In 1870, the 7th Duke of Marlborough began to sell off his family assets. Unentailed real estate and personal property were sold, including the famous Marlborough gems. When the amount raised wasn’t enough to cover his debts, the Duke petitioned Parliament to break the estate’s entail and allow liquidation of the estate. English inheritance law required that estates follow a strict method of passing on property, called an entail. Any change in the law required an act of Parliament. Passage of the Blenheim Settled Estates Act of 1880 enabled the Duke to call an auctioneer and arrange for the liquidation of the estate.
The Marlborough auction began on Saturday June 26 1886, and was conducted by the firm of Christie, Manson and Wood (today’s “Christie’s) at their London sale rooms. The Marlborough sale ran off-and-on for several weeks. Lots offered were furnishings, porcelain, rugs, silver, and household goods; plus art and sculptures by Rubens, Van Dyck, Raphael, Rembrandt, and others. A catalog of the first day’s sale can be seen at https://archive.org/details/catalogueofcolle00marliala
The Duke’s descendants – Sir Winston Churchill and Lady Diana Spencer (Princess Di) could claim kinship to His Lordship, but didn’t inherit any money.

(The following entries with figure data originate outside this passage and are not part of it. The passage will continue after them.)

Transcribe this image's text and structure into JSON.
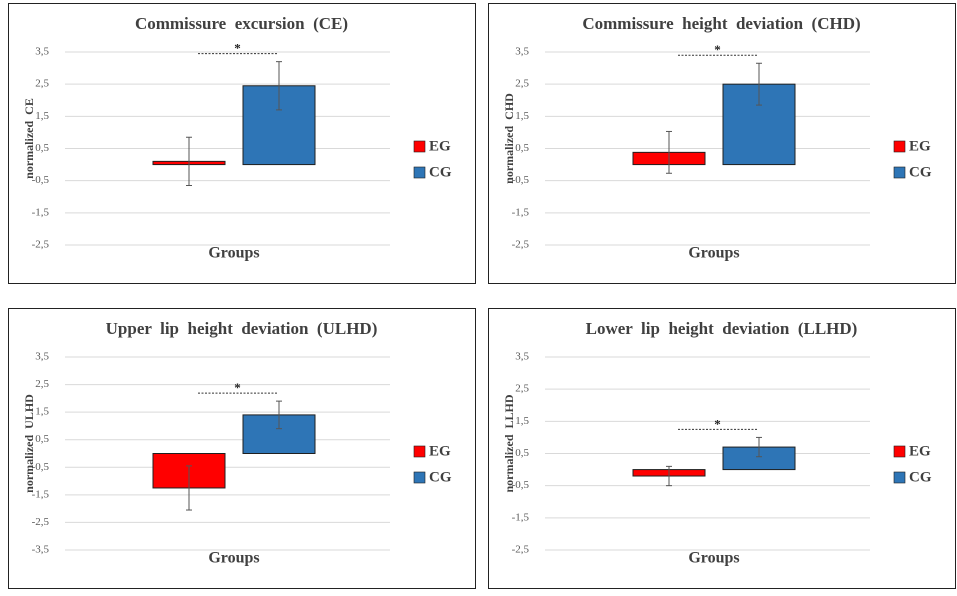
{
  "chart_data": [
    {
      "type": "bar",
      "title": "Commissure  excursion  (CE)",
      "ylabel": "normalized  CE",
      "xlabel": "Groups",
      "annotation": "*",
      "ylim": [
        -2.5,
        3.5
      ],
      "yticks": [
        {
          "value": 3.5,
          "label": "3,5"
        },
        {
          "value": 2.5,
          "label": "2,5"
        },
        {
          "value": 1.5,
          "label": "1,5"
        },
        {
          "value": 0.5,
          "label": "0,5"
        },
        {
          "value": -0.5,
          "label": "-0,5"
        },
        {
          "value": -1.5,
          "label": "-1,5"
        },
        {
          "value": -2.5,
          "label": "-2,5"
        }
      ],
      "grid": true,
      "legend": "right",
      "series": [
        {
          "name": "EG",
          "color": "#ff0000",
          "values": [
            0.1
          ],
          "errors": [
            0.75
          ]
        },
        {
          "name": "CG",
          "color": "#2e75b6",
          "values": [
            2.45
          ],
          "errors": [
            0.75
          ]
        }
      ]
    },
    {
      "type": "bar",
      "title": "Commissure  height  deviation  (CHD)",
      "ylabel": "normalized  CHD",
      "xlabel": "Groups",
      "annotation": "*",
      "ylim": [
        -2.5,
        3.5
      ],
      "yticks": [
        {
          "value": 3.5,
          "label": "3,5"
        },
        {
          "value": 2.5,
          "label": "2,5"
        },
        {
          "value": 1.5,
          "label": "1,5"
        },
        {
          "value": 0.5,
          "label": "0,5"
        },
        {
          "value": -0.5,
          "label": "-0,5"
        },
        {
          "value": -1.5,
          "label": "-1,5"
        },
        {
          "value": -2.5,
          "label": "-2,5"
        }
      ],
      "grid": true,
      "legend": "right",
      "series": [
        {
          "name": "EG",
          "color": "#ff0000",
          "values": [
            0.38
          ],
          "errors": [
            0.65
          ]
        },
        {
          "name": "CG",
          "color": "#2e75b6",
          "values": [
            2.5
          ],
          "errors": [
            0.65
          ]
        }
      ]
    },
    {
      "type": "bar",
      "title": "Upper  lip  height  deviation  (ULHD)",
      "ylabel": "normalized  ULHD",
      "xlabel": "Groups",
      "annotation": "*",
      "ylim": [
        -3.5,
        3.5
      ],
      "yticks": [
        {
          "value": 3.5,
          "label": "3,5"
        },
        {
          "value": 2.5,
          "label": "2,5"
        },
        {
          "value": 1.5,
          "label": "1,5"
        },
        {
          "value": 0.5,
          "label": "0,5"
        },
        {
          "value": -0.5,
          "label": "-0,5"
        },
        {
          "value": -1.5,
          "label": "-1,5"
        },
        {
          "value": -2.5,
          "label": "-2,5"
        },
        {
          "value": -3.5,
          "label": "-3,5"
        }
      ],
      "grid": true,
      "legend": "right",
      "series": [
        {
          "name": "EG",
          "color": "#ff0000",
          "values": [
            -1.25
          ],
          "errors": [
            0.8
          ]
        },
        {
          "name": "CG",
          "color": "#2e75b6",
          "values": [
            1.4
          ],
          "errors": [
            0.5
          ]
        }
      ]
    },
    {
      "type": "bar",
      "title": "Lower  lip  height  deviation  (LLHD)",
      "ylabel": "normalized  LLHD",
      "xlabel": "Groups",
      "annotation": "*",
      "ylim": [
        -2.5,
        3.5
      ],
      "yticks": [
        {
          "value": 3.5,
          "label": "3,5"
        },
        {
          "value": 2.5,
          "label": "2,5"
        },
        {
          "value": 1.5,
          "label": "1,5"
        },
        {
          "value": 0.5,
          "label": "0,5"
        },
        {
          "value": -0.5,
          "label": "-0,5"
        },
        {
          "value": -1.5,
          "label": "-1,5"
        },
        {
          "value": -2.5,
          "label": "-2,5"
        }
      ],
      "grid": true,
      "legend": "right",
      "series": [
        {
          "name": "EG",
          "color": "#ff0000",
          "values": [
            -0.2
          ],
          "errors": [
            0.3
          ]
        },
        {
          "name": "CG",
          "color": "#2e75b6",
          "values": [
            0.7
          ],
          "errors": [
            0.3
          ]
        }
      ]
    }
  ]
}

The Marlborough auction was certainly the most important auction of its time, but is it a fair assessment to use it as the start date for the antique trades? In my opinion, it makes as much sense to ascribe June 1886 as the start date for the antique business as it does to ascribe July 4, 1776 as the date of American Independence. Certainly there had been skirmishes with the British before July of 1776 – most notably the battles at Concord, Lexington, and the Boston Tea Party – but in spite of those early skirmishes we lay claim to the date of July 4, 1776 as the start of our independence. Similarly, there was antique buying and selling going on before June 1886. But the Duke of Marlborough’s auction was the watershed event that brought the antiques trade into general awareness. After that date, antiques were no longer the exclusive province of the gentry.